Carl Devos
Carl Devos
Politologue à l'Université de Gand
Opinion

30/03/12 à 09:23 - Mise à jour à 09:23

Une insolente arrogance

Il manque à Di Rupo Ier un vaste projet axé sur l'avenir.

Accident meurtrier en Suisse oblige, les grands débats politiques se sont arrêtés pendant un bref moment. Encore faut-il dire que le monde politique s'est montré très noble dans l'accompagnement de ce drame inhumain. Le bourgmestre de Lommel, Peter Vanvelthoven, a dépassé de la tête et des épaules la classe politique. Et la digne présence d'Elio Di Rupo a rendu à la politique son autorité morale.

Juste après le contrôle budgétaire, le crash de l'autocar a interrompu l'agenda politique. Entre-temps, la vie parlementaire a repris de plus belle. Quoique. Déjà en arrière-fond de la tragédie, le Parlement a débattu de l'article 195 de la Constitution. La Rue de la Loi s'est en outre penchée sur les compétences usurpées et les nominations politiques. La politique n'y a pas rehaussé son image, contrairement à ce qui s'est passé après la catastrophe dans le tunnel de Sierre.

La volonté de modifier l'article 195 de la Constitution pour la durée d'une seule législature va à l'encontre de l'esprit dudit article et manifeste une insolente arrogance. Le même gouvernement n'appelle-t-il pas la population à respecter les règles, à se garder de toute fraude fiscale ou sociale, à travailler plus longtemps, bref, à oublier ses intérêts personnels ?

La discussion sur les compétences usurpées ne renforce pas la transparence et l'efficacité de la fédération belge. Elle témoigne d'un vilain fédéralisme fondé sur le système parapluie : faire endosser le coût des dépenses à autrui. Les citoyens risquent de devoir payer la note. Comme ils ont déjà été invités à le faire quand Di Rupo Ier a pris sa première mesure : l'arrêt inopiné des réductions fiscales pour la rénovation verte des habitations. Le malaise des citoyens fut à la mesure de la brusquerie de la décision gouvernementale. Beaucoup ont ressenti comme une tromperie vexante le mauvais prétexte que le gouvernement a mis en avant, à savoir que tout ce qui touche à l'habitat ressortira bientôt aux Régions. L'exaspération provoquée dans la population par les nominations politiques et la manière scandaleuse dont nos politiques ont traité le dossier Dexia est du même ordre.
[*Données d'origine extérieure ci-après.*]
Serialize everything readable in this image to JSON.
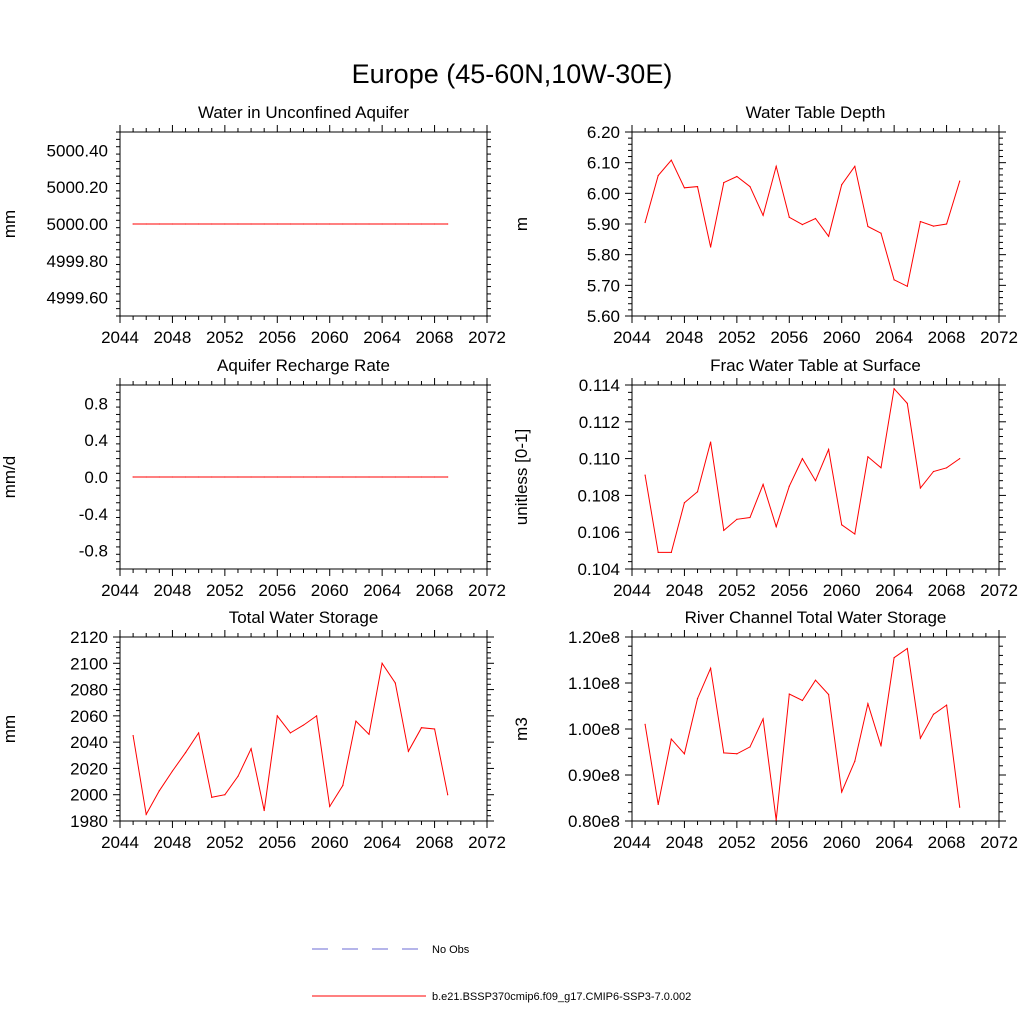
{
  "figure_title": "Europe (45-60N,10W-30E)",
  "colors": {
    "model": "#ff0000",
    "obs": "#6b6bd6",
    "axis": "#000000"
  },
  "legend": {
    "obs_label": "No Obs",
    "model_label": "b.e21.BSSP370cmip6.f09_g17.CMIP6-SSP3-7.0.002"
  },
  "chart_data": [
    {
      "type": "line",
      "title": "Water in Unconfined Aquifer",
      "ylabel": "mm",
      "xlim": [
        2044,
        2072
      ],
      "ylim": [
        4999.5,
        5000.5
      ],
      "xticks": [
        2044,
        2048,
        2052,
        2056,
        2060,
        2064,
        2068,
        2072
      ],
      "xtick_labels": [
        "2044",
        "2048",
        "2052",
        "2056",
        "2060",
        "2064",
        "2068",
        "2072"
      ],
      "yticks": [
        4999.6,
        4999.8,
        5000.0,
        5000.2,
        5000.4
      ],
      "ytick_labels": [
        "4999.60",
        "4999.80",
        "5000.00",
        "5000.20",
        "5000.40"
      ],
      "x": [
        2045,
        2046,
        2047,
        2048,
        2049,
        2050,
        2051,
        2052,
        2053,
        2054,
        2055,
        2056,
        2057,
        2058,
        2059,
        2060,
        2061,
        2062,
        2063,
        2064,
        2065,
        2066,
        2067,
        2068,
        2069
      ],
      "series": [
        {
          "name": "b.e21.BSSP370cmip6.f09_g17.CMIP6-SSP3-7.0.002",
          "values": [
            5000,
            5000,
            5000,
            5000,
            5000,
            5000,
            5000,
            5000,
            5000,
            5000,
            5000,
            5000,
            5000,
            5000,
            5000,
            5000,
            5000,
            5000,
            5000,
            5000,
            5000,
            5000,
            5000,
            5000,
            5000
          ]
        }
      ]
    },
    {
      "type": "line",
      "title": "Water Table Depth",
      "ylabel": "m",
      "xlim": [
        2044,
        2072
      ],
      "ylim": [
        5.6,
        6.2
      ],
      "xticks": [
        2044,
        2048,
        2052,
        2056,
        2060,
        2064,
        2068,
        2072
      ],
      "xtick_labels": [
        "2044",
        "2048",
        "2052",
        "2056",
        "2060",
        "2064",
        "2068",
        "2072"
      ],
      "yticks": [
        5.6,
        5.7,
        5.8,
        5.9,
        6.0,
        6.1,
        6.2
      ],
      "ytick_labels": [
        "5.60",
        "5.70",
        "5.80",
        "5.90",
        "6.00",
        "6.10",
        "6.20"
      ],
      "x": [
        2045,
        2046,
        2047,
        2048,
        2049,
        2050,
        2051,
        2052,
        2053,
        2054,
        2055,
        2056,
        2057,
        2058,
        2059,
        2060,
        2061,
        2062,
        2063,
        2064,
        2065,
        2066,
        2067,
        2068,
        2069
      ],
      "series": [
        {
          "name": "b.e21.BSSP370cmip6.f09_g17.CMIP6-SSP3-7.0.002",
          "values": [
            5.905,
            6.058,
            6.108,
            6.018,
            6.022,
            5.825,
            6.035,
            6.055,
            6.022,
            5.928,
            6.088,
            5.922,
            5.898,
            5.918,
            5.86,
            6.028,
            6.088,
            5.892,
            5.87,
            5.718,
            5.697,
            5.908,
            5.893,
            5.9,
            6.04
          ]
        }
      ]
    },
    {
      "type": "line",
      "title": "Aquifer Recharge Rate",
      "ylabel": "mm/d",
      "xlim": [
        2044,
        2072
      ],
      "ylim": [
        -1.0,
        1.0
      ],
      "xticks": [
        2044,
        2048,
        2052,
        2056,
        2060,
        2064,
        2068,
        2072
      ],
      "xtick_labels": [
        "2044",
        "2048",
        "2052",
        "2056",
        "2060",
        "2064",
        "2068",
        "2072"
      ],
      "yticks": [
        -0.8,
        -0.4,
        0.0,
        0.4,
        0.8
      ],
      "ytick_labels": [
        "-0.8",
        "-0.4",
        "0.0",
        "0.4",
        "0.8"
      ],
      "x": [
        2045,
        2046,
        2047,
        2048,
        2049,
        2050,
        2051,
        2052,
        2053,
        2054,
        2055,
        2056,
        2057,
        2058,
        2059,
        2060,
        2061,
        2062,
        2063,
        2064,
        2065,
        2066,
        2067,
        2068,
        2069
      ],
      "series": [
        {
          "name": "b.e21.BSSP370cmip6.f09_g17.CMIP6-SSP3-7.0.002",
          "values": [
            0,
            0,
            0,
            0,
            0,
            0,
            0,
            0,
            0,
            0,
            0,
            0,
            0,
            0,
            0,
            0,
            0,
            0,
            0,
            0,
            0,
            0,
            0,
            0,
            0
          ]
        }
      ]
    },
    {
      "type": "line",
      "title": "Frac Water Table at Surface",
      "ylabel": "unitless [0-1]",
      "xlim": [
        2044,
        2072
      ],
      "ylim": [
        0.104,
        0.114
      ],
      "xticks": [
        2044,
        2048,
        2052,
        2056,
        2060,
        2064,
        2068,
        2072
      ],
      "xtick_labels": [
        "2044",
        "2048",
        "2052",
        "2056",
        "2060",
        "2064",
        "2068",
        "2072"
      ],
      "yticks": [
        0.104,
        0.106,
        0.108,
        0.11,
        0.112,
        0.114
      ],
      "ytick_labels": [
        "0.104",
        "0.106",
        "0.108",
        "0.110",
        "0.112",
        "0.114"
      ],
      "x": [
        2045,
        2046,
        2047,
        2048,
        2049,
        2050,
        2051,
        2052,
        2053,
        2054,
        2055,
        2056,
        2057,
        2058,
        2059,
        2060,
        2061,
        2062,
        2063,
        2064,
        2065,
        2066,
        2067,
        2068,
        2069
      ],
      "series": [
        {
          "name": "b.e21.BSSP370cmip6.f09_g17.CMIP6-SSP3-7.0.002",
          "values": [
            0.1091,
            0.1049,
            0.1049,
            0.1076,
            0.1082,
            0.1109,
            0.1061,
            0.1067,
            0.1068,
            0.1086,
            0.1063,
            0.1085,
            0.11,
            0.1088,
            0.1105,
            0.1064,
            0.1059,
            0.1101,
            0.1095,
            0.1138,
            0.113,
            0.1084,
            0.1093,
            0.1095,
            0.11
          ]
        }
      ]
    },
    {
      "type": "line",
      "title": "Total Water Storage",
      "ylabel": "mm",
      "xlim": [
        2044,
        2072
      ],
      "ylim": [
        1980,
        2120
      ],
      "xticks": [
        2044,
        2048,
        2052,
        2056,
        2060,
        2064,
        2068,
        2072
      ],
      "xtick_labels": [
        "2044",
        "2048",
        "2052",
        "2056",
        "2060",
        "2064",
        "2068",
        "2072"
      ],
      "yticks": [
        1980,
        2000,
        2020,
        2040,
        2060,
        2080,
        2100,
        2120
      ],
      "ytick_labels": [
        "1980",
        "2000",
        "2020",
        "2040",
        "2060",
        "2080",
        "2100",
        "2120"
      ],
      "x": [
        2045,
        2046,
        2047,
        2048,
        2049,
        2050,
        2051,
        2052,
        2053,
        2054,
        2055,
        2056,
        2057,
        2058,
        2059,
        2060,
        2061,
        2062,
        2063,
        2064,
        2065,
        2066,
        2067,
        2068,
        2069
      ],
      "series": [
        {
          "name": "b.e21.BSSP370cmip6.f09_g17.CMIP6-SSP3-7.0.002",
          "values": [
            2045,
            1985,
            2003,
            2018,
            2032,
            2047,
            1998,
            2000,
            2014,
            2035,
            1988,
            2060,
            2047,
            2053,
            2060,
            1991,
            2007,
            2056,
            2046,
            2100,
            2085,
            2033,
            2051,
            2050,
            2000
          ]
        }
      ]
    },
    {
      "type": "line",
      "title": "River Channel Total Water Storage",
      "ylabel": "m3",
      "xlim": [
        2044,
        2072
      ],
      "ylim": [
        0.8,
        1.2
      ],
      "yunits": "1e8",
      "xticks": [
        2044,
        2048,
        2052,
        2056,
        2060,
        2064,
        2068,
        2072
      ],
      "xtick_labels": [
        "2044",
        "2048",
        "2052",
        "2056",
        "2060",
        "2064",
        "2068",
        "2072"
      ],
      "yticks": [
        0.8,
        0.9,
        1.0,
        1.1,
        1.2
      ],
      "ytick_labels": [
        "0.80e8",
        "0.90e8",
        "1.00e8",
        "1.10e8",
        "1.20e8"
      ],
      "x": [
        2045,
        2046,
        2047,
        2048,
        2049,
        2050,
        2051,
        2052,
        2053,
        2054,
        2055,
        2056,
        2057,
        2058,
        2059,
        2060,
        2061,
        2062,
        2063,
        2064,
        2065,
        2066,
        2067,
        2068,
        2069
      ],
      "series": [
        {
          "name": "b.e21.BSSP370cmip6.f09_g17.CMIP6-SSP3-7.0.002",
          "values": [
            1.01,
            0.836,
            0.978,
            0.946,
            1.066,
            1.132,
            0.948,
            0.946,
            0.961,
            1.022,
            0.802,
            1.076,
            1.062,
            1.106,
            1.075,
            0.863,
            0.93,
            1.055,
            0.963,
            1.155,
            1.175,
            0.98,
            1.032,
            1.052,
            0.83
          ]
        }
      ]
    }
  ]
}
Depuis sa formation, le gouvernement a surtout géré la crise : il a essayé de maîtriser les conséquences ou la critique des mesures concernant les pensions ou le budget. Il s'est employé à tempérer l'inquiétude et le mécontentement. Il a voulu enserrer le budget dans les limites fixées par l'Europe. Di Rupo Ier s'est révélé un expert en damage control. Il lui manque un vaste projet enthousiasmant, axé sur l'avenir : la condition nécessaire pour regagner la confiance des citoyens, surtout en Flandre.

Les incendies étant éteints, provisoirement - Dexia est suspendu au-dessus de nos têtes comme une épée de Damoclès - le vrai travail du gouvernement peut enfin commencer. A Di Rupo Ier de montrer ce qu'il vaut. Or, à en croire les sondages, l'équipe devra accomplir un solide travail de rattrapage.

Hélas, le plan de relance annoncé avec grand bruit paraît voué à un longue odyssée semée d'embuches, de dates limites lointaines, d'une foule de négociations, en l'absence du moindre dynamisme.